Таня вырвалась, рассердилась:

— Лейтенант Прончищев, ты надо мною не командир!

Заляпанная грязью с ног до головы, сжав губы, подалась к возку. Уперлась плечом в задок телеги.

— А ну, мужики!

В ней дьявол поселился! Напряглась, от натуги прикрыла глаза.

— Боцман! Боцман Медведев! Не топчитесь на месте. Проворнее.

— Татьяна Федоровна, да мы без вас…

— Толкайте!

Телега подалась.

Благо, речка рядом. Ни слова не говоря, Таня забежала за кусты орешника, сорвала с себя одежду, пошла в воду.

Плыла быстро, сильно выбрасывая вперед тонкие руки, иногда уходя с головкой на глубину.

Боцман Медведев загляделся:

— Ну и женушка вам досталась, господин лейтенант.

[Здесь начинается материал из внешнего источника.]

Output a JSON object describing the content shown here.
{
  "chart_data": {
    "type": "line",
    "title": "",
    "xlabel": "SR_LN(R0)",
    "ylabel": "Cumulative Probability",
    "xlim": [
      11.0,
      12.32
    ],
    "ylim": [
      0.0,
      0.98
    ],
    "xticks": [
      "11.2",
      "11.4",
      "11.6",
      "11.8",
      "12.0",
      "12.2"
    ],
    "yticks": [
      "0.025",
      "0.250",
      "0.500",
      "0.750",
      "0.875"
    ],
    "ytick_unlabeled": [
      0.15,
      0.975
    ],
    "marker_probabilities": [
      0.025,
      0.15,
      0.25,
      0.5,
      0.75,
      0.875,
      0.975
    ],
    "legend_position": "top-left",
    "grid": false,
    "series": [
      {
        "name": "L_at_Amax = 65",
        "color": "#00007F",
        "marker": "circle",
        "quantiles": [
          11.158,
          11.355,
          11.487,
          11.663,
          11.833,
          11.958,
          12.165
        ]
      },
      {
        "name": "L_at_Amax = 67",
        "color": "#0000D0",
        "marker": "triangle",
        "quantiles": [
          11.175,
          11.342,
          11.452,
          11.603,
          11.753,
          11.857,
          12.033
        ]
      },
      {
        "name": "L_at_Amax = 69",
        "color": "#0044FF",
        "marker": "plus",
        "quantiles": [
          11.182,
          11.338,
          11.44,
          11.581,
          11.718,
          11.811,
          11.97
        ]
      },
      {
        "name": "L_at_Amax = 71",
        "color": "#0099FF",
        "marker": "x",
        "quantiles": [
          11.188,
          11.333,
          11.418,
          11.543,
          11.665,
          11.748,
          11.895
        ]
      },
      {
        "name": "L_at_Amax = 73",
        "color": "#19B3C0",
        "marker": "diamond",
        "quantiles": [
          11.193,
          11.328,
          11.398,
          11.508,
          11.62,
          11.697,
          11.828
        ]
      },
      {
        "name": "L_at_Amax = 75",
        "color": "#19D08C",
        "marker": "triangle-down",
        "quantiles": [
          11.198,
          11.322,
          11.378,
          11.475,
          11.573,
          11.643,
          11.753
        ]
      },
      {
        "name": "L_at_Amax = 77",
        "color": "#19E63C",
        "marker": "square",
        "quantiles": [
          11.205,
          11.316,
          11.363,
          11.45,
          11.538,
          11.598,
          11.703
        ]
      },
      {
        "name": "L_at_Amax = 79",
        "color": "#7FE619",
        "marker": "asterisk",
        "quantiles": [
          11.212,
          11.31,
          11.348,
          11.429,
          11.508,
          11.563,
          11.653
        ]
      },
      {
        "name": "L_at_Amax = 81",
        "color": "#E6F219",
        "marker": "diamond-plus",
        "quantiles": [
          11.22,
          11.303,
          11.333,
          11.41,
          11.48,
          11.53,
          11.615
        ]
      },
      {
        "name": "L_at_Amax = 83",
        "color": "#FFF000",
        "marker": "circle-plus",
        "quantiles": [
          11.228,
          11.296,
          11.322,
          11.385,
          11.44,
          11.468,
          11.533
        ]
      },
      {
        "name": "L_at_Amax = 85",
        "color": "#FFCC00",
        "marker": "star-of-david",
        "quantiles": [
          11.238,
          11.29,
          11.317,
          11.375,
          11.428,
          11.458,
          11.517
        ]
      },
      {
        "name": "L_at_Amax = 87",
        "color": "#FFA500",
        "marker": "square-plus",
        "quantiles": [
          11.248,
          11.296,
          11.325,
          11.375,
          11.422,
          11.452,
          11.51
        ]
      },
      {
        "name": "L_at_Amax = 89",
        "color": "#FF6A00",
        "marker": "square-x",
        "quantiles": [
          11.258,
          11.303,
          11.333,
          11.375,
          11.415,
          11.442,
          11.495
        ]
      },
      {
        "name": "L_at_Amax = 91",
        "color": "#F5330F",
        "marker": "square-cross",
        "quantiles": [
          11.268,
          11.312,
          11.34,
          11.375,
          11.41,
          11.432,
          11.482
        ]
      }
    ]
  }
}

Где такие барышни только родятся?

— На Мышиге.

Геодезист Чекин восхищенно цыкнул:

— С такой не пропадешь… Какая бойкость, решительность!

Прончищев согласился:

— Чего-чего, а решительности не занимать.

Рашид железной лопаткой счищал грязь с прончищевских сапог.

— Потом, — оттолкнул его Василий. — Отмыться надо сначала.

Когда Таня вернулась, матрозы шумно понеслись к реке.

Прончищев взял в ладони мокрое Танино лицо.

— Все не верю, что ты со мной.

Таня скомандовала:

— Прончищев, в воду! Не терплю лейтенантов с грязными руками.

Таня звала мужа Прончищевым. Обращение по фамилии казалось ей естественным и наиболее подобающим суровым условиям путешествия, где не место нежностям. Полное равенство в отношениях со всеми, некоторая грубоватость, безусловная готовность делить тяжесть пути со всеми наравне — так поняла она свое место в команде. И не изменяла взятому правилу.

Рашиду, который поначалу называл ее барыней, дала твердый урок:

— Барыни тут нет. Барыня в столице осталась.

— Как же кликать-то?

— «Кликать»! Нашел слово. Зови Татьяной Федоровной.

Таня ушла из дому почти без вещей. В Казани Василий купил жене одежду на все сезоны.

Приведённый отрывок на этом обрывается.